Hi,
I am trying to train CNN
model using TensorFlow
and PyTorch
but I am getting different results. I have initialized same weights
to both frameworks. Attached is the result from both platforms:
PyTorch Model
class FemnistNet(nn.Module):
def __init__(self):
super(FemnistNet, self).__init__()
self.conv1 = nn.Conv2d(1, 32, kernel_size=5, stride=1, padding=2)
self.pool1 = nn.MaxPool2d(2, stride=2, )
self.conv2 = nn.Conv2d(32, 64, kernel_size=5, stride=1, padding=2)
self.pool2 = nn.MaxPool2d(2, stride=2)
self.fc1 = nn.Linear(3136, 2048)
self.fc2 = nn.Linear(2048 ,62)
def forward(self, x):
x = x.view(-1, 1, 28, 28)
x = self.conv1(x)
x = th.nn.functional.relu(x)
x = self.pool1(x)
x=self.conv2(x)
x = th.nn.functional.relu(x)
x = self.pool2(x)
x = x.flatten(start_dim=1)
x = self.fc1(x)
l1_activations = th.nn.functional.relu(x)
x = self.fc2(l1_activations)
x = x.softmax()
return x, l1_activations
Tensorflow
features = tf.placeholder(
tf.float32, shape=[None, IMAGE_SIZE * IMAGE_SIZE], name='features')
labels = tf.placeholder(tf.int64, shape=[None], name='labels')
input_layer = tf.reshape(features, [-1, IMAGE_SIZE, IMAGE_SIZE, 1])
conv1 = tf.layers.conv2d(
inputs=input_layer,
filters=32,
kernel_size=[5, 5],
padding="same",
activation=tf.nn.relu,
name = "conv1")
pool1 = tf.layers.max_pooling2d(inputs=conv1, pool_size=[2, 2], strides=2)
conv2 = tf.layers.conv2d(
inputs=pool1,
filters=64,
kernel_size=[5, 5],
padding="same",
activation=tf.nn.relu,
name = "conv_last")
pool2 = tf.layers.max_pooling2d(inputs=conv2, pool_size=[2, 2], strides=2)

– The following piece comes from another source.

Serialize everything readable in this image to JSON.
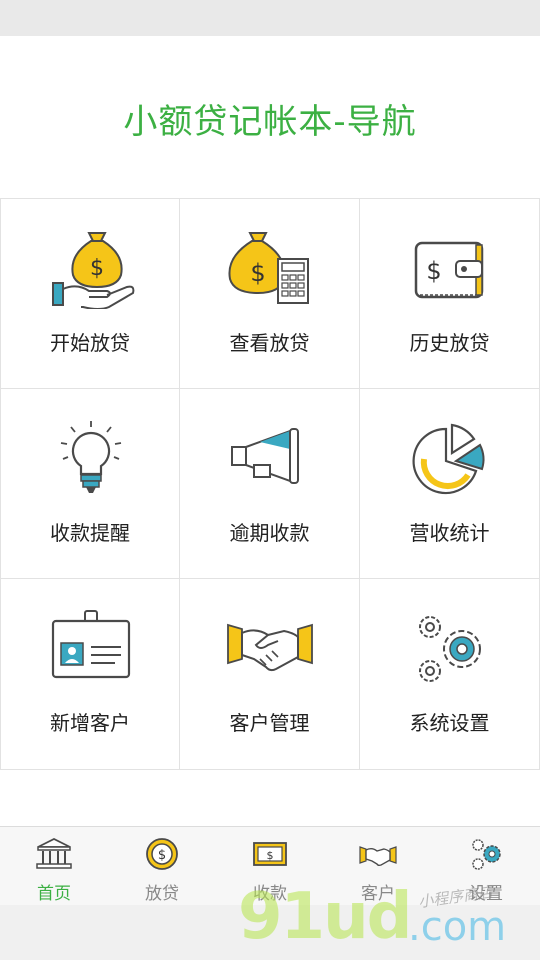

pool2_flat = tf.reshape(pool2, [-1, 7 * 7 * 64])
# dense = tf.layers.dense(inputs=pool2_flat, units=2048, name='dense1', kernel_regularizer=tf.contrib.layers.l2_regularizer(0.001), bias_regularizer=tf.contrib.layers.l2_regularizer(0.001))
dense = tf.layers.dense(inputs=pool2_flat, units=2048, name='dense1')
act_1 = tf.nn.relu(dense)
logits = tf.layers.dense(inputs=act_1, units=self.num_classes)
predictions = {
"classes": tf.argmax(input=logits, axis=1),
"probabilities": tf.nn.softmax(logits, name="softmax_tensor")
}
# loss = tf.losses.sparse_softmax_cross_entropy(labels=labels, logits=logits)
# cross_entropy = -tf.one_hot(labels,62) * tf.log(predictions["probabilities"] + 1e-7)
values = tf.one_hot(labels, 62) * tf.log(predictions["probabilities"] + 1e-7)
reduced_values = tf.reduce_sum(values)
batch_size = tf.shape(labels)[0]
loss = - reduced_values / tf.cast(batch_size, tf.float32)#tf.reduce_mean(cross_entropy, axis=-1)
# TODO: Confirm that opt initialized once is ok?
train_op = self.optimizer.minimize(
loss=loss,
global_step=tf.train.get_global_step())
eval_metric_ops = tf.count_nonzero(tf.equal(labels, tf.argmax(predictions["probabilities"], axis=1)))
Can anyone please explain the difference? Is there any padding
implementation difference in both platforms? Can the padding
create any difference? Thanks.